The China blog is officially dead, moribund, cadaverous, extinct, buried, bereft of life, defunct, and totally-and-utterly-inert. It could even be said to be resting in peace, save for the fact that Will Moss drove a silver stake through its heart before recording this podcast. “We single-handledly made the China blog obsolete,” he joked in our studio after further sawing off its head. But he has a point. Because who reads blogs these days?

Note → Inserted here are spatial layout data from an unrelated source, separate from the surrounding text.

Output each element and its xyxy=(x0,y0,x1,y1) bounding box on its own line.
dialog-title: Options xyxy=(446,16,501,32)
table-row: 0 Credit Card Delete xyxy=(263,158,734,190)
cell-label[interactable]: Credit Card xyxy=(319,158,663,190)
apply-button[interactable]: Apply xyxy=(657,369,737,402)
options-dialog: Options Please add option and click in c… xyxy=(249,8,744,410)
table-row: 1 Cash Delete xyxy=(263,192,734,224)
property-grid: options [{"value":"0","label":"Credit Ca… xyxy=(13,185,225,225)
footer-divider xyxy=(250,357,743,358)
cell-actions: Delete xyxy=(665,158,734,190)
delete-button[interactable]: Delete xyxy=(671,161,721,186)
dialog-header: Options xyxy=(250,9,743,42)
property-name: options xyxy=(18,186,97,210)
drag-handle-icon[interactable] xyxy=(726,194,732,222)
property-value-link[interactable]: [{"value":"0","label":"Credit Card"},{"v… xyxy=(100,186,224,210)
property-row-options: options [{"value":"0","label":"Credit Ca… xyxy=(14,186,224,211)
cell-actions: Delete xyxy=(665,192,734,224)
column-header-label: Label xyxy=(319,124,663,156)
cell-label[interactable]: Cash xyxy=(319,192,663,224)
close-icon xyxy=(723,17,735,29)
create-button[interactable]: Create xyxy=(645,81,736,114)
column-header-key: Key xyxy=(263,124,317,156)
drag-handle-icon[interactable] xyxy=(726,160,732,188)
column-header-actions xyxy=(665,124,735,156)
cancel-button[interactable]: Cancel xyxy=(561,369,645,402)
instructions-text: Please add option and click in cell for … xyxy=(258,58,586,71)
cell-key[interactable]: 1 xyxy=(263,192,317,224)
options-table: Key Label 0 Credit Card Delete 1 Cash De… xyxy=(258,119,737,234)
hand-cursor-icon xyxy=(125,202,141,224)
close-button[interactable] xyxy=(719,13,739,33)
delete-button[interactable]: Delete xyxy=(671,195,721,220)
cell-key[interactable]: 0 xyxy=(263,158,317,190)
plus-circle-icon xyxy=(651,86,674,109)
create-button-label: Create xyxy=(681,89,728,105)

Does anyone even remember the China blogs of days past? Back then there were greats like Peking Duck, Imagethief, Sinosplice, and Danwei, and you could even indulge in a little China-bashing at Talk Talk China. Then came Sinocism and EastSouthWestNorth, and then the mainstream media blogs from magazines like Time and journalists like Malcolm Moore, Peter Foster, and Tom Lasseter. And then the explosion of blogs like the Shanghaiist, China Geeks, China Hearsay, ChinaSmack, ChinaHush, and CNReviews, not to mention the more eclectic and academic writings of China Youren, Jottings from the Granite Studio, In the Footsteps of Joseph Rock, and The China Beat?
Well ... we’re sorry to be the bearer of bad news, but all of these blogs are dead. Or that’s the opinion of the curmugeons in our studio this week: Kaiser Kuo, Will Moss, and Jeremy Goldkorn, veteran bloggers in China who’ve seen the ups and downs of social media and are prepared to tell it like it is. So join us this week on Sinica for a dissection of the Chinese blog scene. And then get the hell off our lawn. What is it with kids these days anyway?